Des kilomètres de riche.

Ces dernières vacances ont été très … kilométriques.

En 10 jours, je suis allée de Lyon à Paris, puis en Bretagne, puis à Paris, puis à Strasbourg et enfin retour au bercail aujourd’hui. J’ai partagé beaucoup de bons moments avec beaucoup d’amis très chers, que je vois, ou très rarement ou très souvent. J’ai surtout fait des kilomètres. Des kilomètres de pauvre. En covoiturage ou en Ouigo….

Entre un vol Paris – Shanghaï de 12h, avec des familles chinoises qui parlent fort et qui s’amusent de leur bébé qui hurle, les jambes enflées et des choses indéfinies à manger ou un covoiturage Batz-Sur-Mer – Porte Maillot de 6h, avec une babos sexagénaire et son mari marin, le best-of de Bob Dylan et un sandwich mou sans gluten. Y a pas à dire, je prends le vol long courrier. Pourtant, Dieu sait que l’impact carbone d’un gros avion m’effraie comparé à celui de la Nissan Juke “pleine de sable, vous savez, quand on a 9 petits-enfants, uh uh !”

Une fois ma conscience écologique, mon goût pour les chanteurs folks, pour le commandant Cousteau et pour les choses molles mis de côté, je déclare haut et fort que je préfère voyager luxueusement (ne vous affolez pas, je reste fonctionnaire, je voyage en classe économique).

C’est pourquoi, aujourd’hui, j’ai pris le train pour rentrer de Strasbourg plus rapidement. J’avais des paillettes dans les yeux. Ça m’a coûté un bras et peut-être même une partie du foie, mais parait-il, cet organe se régénère, alors, ma foi, ce n’est pas bien grave ! J’ai eu la chance de pouvoir me lever 3 fois pour faire pipi (c’était un long trajet) sans avoir besoin de demander la permission au conducteur (j’ai d’ailleurs évité le fameux stress du pipi du bouchon*). Je n’ai parlé à personne – pas même au contrôleur car je lui ai juste souri (dès fois, ça suffit). J’ai pioncé en écoutant de la musique sans que personne ne me prenne pour une malpolie. J’ai lu par dessus l’épaule de mon voisin qui avait l’air d’un voyou mafioso, avec des grands yeux bleus et qui lisait “Ainsi parlait Zarathoustra” de Nietzsche, c’était étonnant. J’ai pique-niqué en 3 étapes pour que ça m’occupe plus longtemps (lavage de main au gel, déballage, manger du pain, remballage, faire autre chose, lavage de main, déballage, manger des gâteaux, remballage, faire autre chose, lavage de main, déballage, boire une compote, remballage). J’ai regardé dormir un bel être qui avait l’air d’avoir la peau très douce. J’ai maudit une vieille prof d’histoire-géo qui, non seulement, devait être la risée de tous dans son collège vu son style désuet, mais qui aussi, mettait des appréciations horribles à ses élèves, comme “mal !”… (Je vous épargnerai le discours de pédago sur ce que je pense de ce genre de bienveillance.) J’ai aussi compté 5 renards dans les prés. Quel luxe !

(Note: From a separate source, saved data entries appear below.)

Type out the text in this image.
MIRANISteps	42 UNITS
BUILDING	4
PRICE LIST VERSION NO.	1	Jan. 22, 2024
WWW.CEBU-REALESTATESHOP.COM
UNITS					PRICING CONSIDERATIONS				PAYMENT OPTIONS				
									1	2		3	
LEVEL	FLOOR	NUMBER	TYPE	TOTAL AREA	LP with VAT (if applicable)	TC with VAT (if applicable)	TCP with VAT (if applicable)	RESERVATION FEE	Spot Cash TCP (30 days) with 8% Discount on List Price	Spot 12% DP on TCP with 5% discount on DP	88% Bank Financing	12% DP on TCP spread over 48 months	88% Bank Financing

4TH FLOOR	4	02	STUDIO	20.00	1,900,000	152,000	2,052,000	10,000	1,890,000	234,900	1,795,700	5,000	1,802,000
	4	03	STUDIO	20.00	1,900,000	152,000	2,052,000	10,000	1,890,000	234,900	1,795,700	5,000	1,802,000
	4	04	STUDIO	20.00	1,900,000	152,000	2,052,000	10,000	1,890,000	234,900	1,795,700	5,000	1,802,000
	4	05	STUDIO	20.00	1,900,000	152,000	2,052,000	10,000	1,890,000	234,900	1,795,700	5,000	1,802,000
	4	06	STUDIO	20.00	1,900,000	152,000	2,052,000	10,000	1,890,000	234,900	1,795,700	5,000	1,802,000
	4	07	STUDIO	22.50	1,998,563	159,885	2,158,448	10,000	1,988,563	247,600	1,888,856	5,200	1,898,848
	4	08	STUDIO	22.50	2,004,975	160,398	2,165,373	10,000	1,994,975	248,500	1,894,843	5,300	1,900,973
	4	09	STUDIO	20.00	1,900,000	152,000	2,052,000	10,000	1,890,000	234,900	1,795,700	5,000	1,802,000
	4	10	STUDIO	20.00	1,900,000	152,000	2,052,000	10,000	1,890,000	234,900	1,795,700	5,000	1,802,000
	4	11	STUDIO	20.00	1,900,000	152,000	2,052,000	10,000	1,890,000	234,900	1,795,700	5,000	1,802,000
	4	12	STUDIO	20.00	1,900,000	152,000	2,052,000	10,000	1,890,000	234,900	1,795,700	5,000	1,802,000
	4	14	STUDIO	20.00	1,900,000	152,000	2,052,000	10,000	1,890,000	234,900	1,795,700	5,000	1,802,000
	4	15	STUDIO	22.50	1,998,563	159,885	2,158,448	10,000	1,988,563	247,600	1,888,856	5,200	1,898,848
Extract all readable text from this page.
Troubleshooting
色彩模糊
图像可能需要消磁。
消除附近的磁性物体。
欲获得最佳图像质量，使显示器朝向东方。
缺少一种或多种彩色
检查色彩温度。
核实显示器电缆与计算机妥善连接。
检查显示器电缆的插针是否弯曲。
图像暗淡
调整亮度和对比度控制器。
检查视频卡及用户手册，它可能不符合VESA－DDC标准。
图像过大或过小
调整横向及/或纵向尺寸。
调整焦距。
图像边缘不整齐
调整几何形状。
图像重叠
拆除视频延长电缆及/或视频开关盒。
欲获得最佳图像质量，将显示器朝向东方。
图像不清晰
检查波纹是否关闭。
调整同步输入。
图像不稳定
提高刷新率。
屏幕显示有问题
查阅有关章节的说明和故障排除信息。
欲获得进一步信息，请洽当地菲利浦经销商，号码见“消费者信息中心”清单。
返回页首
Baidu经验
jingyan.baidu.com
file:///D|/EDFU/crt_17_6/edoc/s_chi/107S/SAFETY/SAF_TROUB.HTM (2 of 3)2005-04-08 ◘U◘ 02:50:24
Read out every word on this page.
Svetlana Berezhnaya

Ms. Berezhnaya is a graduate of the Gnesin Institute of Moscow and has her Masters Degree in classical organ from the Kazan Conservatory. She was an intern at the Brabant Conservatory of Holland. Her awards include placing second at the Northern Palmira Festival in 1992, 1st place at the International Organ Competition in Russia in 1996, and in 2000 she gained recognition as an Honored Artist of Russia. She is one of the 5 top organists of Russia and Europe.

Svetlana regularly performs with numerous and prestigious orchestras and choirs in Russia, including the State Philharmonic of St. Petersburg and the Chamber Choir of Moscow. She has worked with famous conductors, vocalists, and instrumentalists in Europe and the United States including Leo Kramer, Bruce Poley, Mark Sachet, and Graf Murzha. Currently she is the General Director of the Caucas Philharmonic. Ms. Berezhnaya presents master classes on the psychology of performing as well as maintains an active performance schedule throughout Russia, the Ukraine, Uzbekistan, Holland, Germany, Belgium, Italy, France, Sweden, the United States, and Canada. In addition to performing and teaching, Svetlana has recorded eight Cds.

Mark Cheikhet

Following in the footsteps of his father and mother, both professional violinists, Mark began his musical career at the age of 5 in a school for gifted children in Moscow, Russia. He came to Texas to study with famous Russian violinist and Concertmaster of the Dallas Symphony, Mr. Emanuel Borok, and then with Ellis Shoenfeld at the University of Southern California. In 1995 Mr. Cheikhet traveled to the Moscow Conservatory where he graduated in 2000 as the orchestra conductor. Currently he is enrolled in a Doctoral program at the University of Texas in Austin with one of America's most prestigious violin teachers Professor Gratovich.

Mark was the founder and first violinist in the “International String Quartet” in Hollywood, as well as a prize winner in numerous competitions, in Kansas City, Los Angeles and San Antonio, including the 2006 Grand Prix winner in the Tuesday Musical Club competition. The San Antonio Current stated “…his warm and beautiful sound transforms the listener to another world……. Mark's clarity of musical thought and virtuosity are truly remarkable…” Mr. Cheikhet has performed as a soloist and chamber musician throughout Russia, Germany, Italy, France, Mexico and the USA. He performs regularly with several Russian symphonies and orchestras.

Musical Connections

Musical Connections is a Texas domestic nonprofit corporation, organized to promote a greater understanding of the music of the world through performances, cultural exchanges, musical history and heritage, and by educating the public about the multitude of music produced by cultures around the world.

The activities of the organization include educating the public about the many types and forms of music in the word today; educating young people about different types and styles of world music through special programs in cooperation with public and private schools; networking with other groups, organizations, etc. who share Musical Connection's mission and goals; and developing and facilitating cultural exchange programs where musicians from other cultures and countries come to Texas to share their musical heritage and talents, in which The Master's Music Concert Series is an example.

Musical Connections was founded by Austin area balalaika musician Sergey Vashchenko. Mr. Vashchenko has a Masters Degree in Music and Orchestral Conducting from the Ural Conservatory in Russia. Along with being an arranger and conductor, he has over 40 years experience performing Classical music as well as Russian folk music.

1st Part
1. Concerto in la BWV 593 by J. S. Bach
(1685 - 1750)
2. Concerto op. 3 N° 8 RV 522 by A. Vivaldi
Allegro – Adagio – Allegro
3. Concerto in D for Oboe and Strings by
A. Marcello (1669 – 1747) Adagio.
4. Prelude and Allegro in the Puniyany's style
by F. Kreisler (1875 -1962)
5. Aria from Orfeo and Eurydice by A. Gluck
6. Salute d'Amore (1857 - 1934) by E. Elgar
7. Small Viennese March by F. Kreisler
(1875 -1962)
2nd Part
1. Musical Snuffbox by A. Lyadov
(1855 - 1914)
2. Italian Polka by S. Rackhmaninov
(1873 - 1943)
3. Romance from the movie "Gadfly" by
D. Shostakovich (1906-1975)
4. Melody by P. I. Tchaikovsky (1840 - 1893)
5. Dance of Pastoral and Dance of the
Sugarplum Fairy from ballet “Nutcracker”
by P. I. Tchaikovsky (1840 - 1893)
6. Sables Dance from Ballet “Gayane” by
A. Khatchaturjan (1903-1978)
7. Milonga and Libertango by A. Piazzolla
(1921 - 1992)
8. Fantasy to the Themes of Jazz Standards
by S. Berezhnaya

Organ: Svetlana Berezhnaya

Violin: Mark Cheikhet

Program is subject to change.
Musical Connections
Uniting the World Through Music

Je me suis sentie bien plus riche alors qu’en vrai, j’étais vachement fauchée. Surtout, ça m’a fait du bien de faire ma vie, seule, dans mon grand train.

Illustration – Brecht Evens

* Le pipi du bouchon décrit le fait d’avoir envie de faire pipi, un petit peu mais, qui, dès qu’on entre dans des embouteillages, avec l’incapacité totale de se soulager rapidement, s’intensifie excessivement, jusqu’à la crise d’angoisse, à tel point qu’on est prêt à descendre de la voiture et pisser au milieu du périph. (Ce phénomène s’applique également au long trajet en bus ou métro et au séance de cinéma lors de films de plus de 2h, quand on est coincé au milieu d’une rangée).